There is the Merenptah’s Victory Stele mentioning the Jews.
Additionally a papyrus was found in Egypt in the nineteenth century which describes in detail many of the plagues and the Exodus itself. This papyrus, which currently resides in a Dutch museum, is known as the Ipuwer Papyrus, which was written by an Egyptian who was an eye-witness to these events. The museum of Leiden in the Netherlands acquired the papyrus in 1828. It was translated and published in
English for the first time in 1909 by Professor Alan H. Gardiner. “It is no merely local disturbance that is here described, but a great and overwhelming national disaster.”
In The Antiquity of the Jews (1830, 166; Book 8.3.1) Josephus says the exodus occurred 592 years before the Temple of Solomon was built which is about 960 BC. So the exodus, according to Josephus, was about 1552 BC or 1,020 years from Abraham’s entry into Canaan.

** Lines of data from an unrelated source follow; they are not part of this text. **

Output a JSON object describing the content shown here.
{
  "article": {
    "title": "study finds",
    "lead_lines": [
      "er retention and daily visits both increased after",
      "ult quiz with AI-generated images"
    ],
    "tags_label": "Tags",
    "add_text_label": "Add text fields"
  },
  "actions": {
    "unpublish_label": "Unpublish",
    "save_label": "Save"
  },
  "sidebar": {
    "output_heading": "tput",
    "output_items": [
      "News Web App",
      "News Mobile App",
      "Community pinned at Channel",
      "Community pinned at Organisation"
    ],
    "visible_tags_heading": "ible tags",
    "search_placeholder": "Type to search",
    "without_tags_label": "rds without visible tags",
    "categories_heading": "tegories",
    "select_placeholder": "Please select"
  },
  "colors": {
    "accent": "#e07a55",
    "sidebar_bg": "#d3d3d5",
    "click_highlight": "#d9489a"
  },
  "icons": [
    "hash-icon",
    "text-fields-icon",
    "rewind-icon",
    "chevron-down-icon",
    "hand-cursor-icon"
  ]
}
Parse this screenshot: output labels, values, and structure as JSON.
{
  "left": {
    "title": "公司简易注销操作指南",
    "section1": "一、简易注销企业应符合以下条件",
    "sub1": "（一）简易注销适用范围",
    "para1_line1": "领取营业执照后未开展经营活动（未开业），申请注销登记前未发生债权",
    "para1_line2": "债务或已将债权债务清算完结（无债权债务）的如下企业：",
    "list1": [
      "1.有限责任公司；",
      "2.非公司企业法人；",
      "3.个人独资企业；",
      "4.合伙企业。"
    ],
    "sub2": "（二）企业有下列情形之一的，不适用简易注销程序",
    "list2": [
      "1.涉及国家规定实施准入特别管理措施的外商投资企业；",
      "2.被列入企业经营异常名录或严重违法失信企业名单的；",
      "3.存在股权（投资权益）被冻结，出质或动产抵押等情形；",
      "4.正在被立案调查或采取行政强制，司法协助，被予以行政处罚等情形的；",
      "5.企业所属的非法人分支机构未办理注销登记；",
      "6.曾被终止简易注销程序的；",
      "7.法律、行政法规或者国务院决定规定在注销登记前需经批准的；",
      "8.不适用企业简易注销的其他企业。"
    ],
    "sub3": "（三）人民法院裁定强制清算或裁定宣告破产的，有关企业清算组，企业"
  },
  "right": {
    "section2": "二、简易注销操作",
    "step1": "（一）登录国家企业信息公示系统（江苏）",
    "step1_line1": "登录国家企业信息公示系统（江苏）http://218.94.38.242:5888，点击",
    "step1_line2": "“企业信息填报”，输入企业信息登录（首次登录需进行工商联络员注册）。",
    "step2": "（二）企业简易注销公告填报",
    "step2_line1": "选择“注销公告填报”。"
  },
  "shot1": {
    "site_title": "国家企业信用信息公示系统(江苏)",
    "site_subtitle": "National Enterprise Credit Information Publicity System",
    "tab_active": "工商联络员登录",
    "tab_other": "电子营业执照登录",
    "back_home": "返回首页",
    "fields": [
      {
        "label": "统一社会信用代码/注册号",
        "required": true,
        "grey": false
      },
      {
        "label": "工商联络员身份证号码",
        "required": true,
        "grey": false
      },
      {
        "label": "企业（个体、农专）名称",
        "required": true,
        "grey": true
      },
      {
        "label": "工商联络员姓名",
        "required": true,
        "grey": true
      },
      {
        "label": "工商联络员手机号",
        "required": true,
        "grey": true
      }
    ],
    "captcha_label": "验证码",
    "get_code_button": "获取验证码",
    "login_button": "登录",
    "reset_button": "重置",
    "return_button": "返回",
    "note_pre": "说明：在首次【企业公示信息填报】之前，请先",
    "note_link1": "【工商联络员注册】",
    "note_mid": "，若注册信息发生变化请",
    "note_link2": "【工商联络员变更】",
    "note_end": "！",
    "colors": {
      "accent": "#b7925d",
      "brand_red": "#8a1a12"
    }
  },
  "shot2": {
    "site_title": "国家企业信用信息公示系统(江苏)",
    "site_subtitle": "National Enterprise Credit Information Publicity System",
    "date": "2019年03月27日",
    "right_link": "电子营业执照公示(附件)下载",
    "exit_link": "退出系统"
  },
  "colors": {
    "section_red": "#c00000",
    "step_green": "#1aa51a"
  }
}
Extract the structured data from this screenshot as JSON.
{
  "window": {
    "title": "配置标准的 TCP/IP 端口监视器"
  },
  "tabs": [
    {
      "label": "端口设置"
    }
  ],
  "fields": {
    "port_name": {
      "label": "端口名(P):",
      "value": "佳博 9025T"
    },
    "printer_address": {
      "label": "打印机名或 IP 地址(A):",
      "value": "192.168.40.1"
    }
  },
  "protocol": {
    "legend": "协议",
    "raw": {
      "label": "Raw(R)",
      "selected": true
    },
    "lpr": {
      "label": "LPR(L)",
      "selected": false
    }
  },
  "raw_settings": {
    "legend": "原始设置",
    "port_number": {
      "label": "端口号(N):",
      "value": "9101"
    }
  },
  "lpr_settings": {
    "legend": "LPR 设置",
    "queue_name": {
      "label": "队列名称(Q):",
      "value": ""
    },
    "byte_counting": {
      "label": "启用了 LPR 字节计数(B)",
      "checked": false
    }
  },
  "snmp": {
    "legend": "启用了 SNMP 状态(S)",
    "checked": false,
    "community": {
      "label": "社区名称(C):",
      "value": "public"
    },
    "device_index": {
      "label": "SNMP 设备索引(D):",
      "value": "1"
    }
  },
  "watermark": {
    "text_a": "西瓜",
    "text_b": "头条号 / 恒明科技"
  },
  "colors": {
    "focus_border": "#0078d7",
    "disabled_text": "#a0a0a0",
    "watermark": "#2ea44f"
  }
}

Manetho was an Egyptian priest who wrote a history of Egypt in Greek in the third century BC His writings are mainly preserved by quotations in the writings of Josephus, Africanus, and Eusebius. As noted earlier Josephus quotes Manetho to show the antiquity of the Jews. Manetho equated the Hyksos with the Jews. The Hyksos were foreign rulers of Lower Egypt from about 1663 BC to 1555 BC They were expelled from Egypt by Ahmose who founded the 18th Dynasty
Tacitus states: Most authors agree that once during a plague in Egypt which caused bodily disfigurement, King Bocchoris approached the oracle of Ammon and asked for a remedy, whereupon he was told to purge his kingdom and to transport this race (the Jews) into other lands, since it was hateful to the gods.
Diodorus writes: Now that we are about to record the war against the Jews, we consider it appropriate to give first a summary count of the establishment of the nation, from its origins, and of the practices observed among them. When in ancient times a pestilence arose in Egypt, the common people ascribed their troubles to the workings of a divine agency; for indeed with many strangers of all sorts dwelling in their midst and practicing different rites of religion and sacrifice, their own traditional observances in honour of the gods had fallen into disuse. Hence the natives of the land surmised that unless they removed the foreigners, their troubles would never be resolved.
Herodotus is known as the father of history. He was a Greek writer born in Asia Minor about 484 BC He traveled extensively in Asia Minor, Babylon, Egypt, and Greece. Herodotus wrote Histories which was later divided into nine books. Book Two deals with the history and culture of Egypt. Herodotus describes the Hyksos period by saying: Thus they reckon that for a hundred and six years Egypt was in great misery and the temples so long shut were never opened. So much do the people hate the memory of these two kings that they do not greatly wish to name them, and call the pyramids after the shepherd Philitis, who then pastured his flocks in this place (Book ii, 128; 1920, 431).
Eusebius in his book The Preparation for the Gospel tries to show the antiquity of the Jews by referring to what Herodotus had said indirectly. Eusebius says: Herodotus also has made mention of this revolt and of Amosis in his second Book; and, in a certain way, of the Jews themselves, enumerating them among those who practice circumcision, and calling them the Assyrians in Palestine, perhaps on account of Abraham (1981, 525-26; Herodotus 1920, 319; Book ii, 36).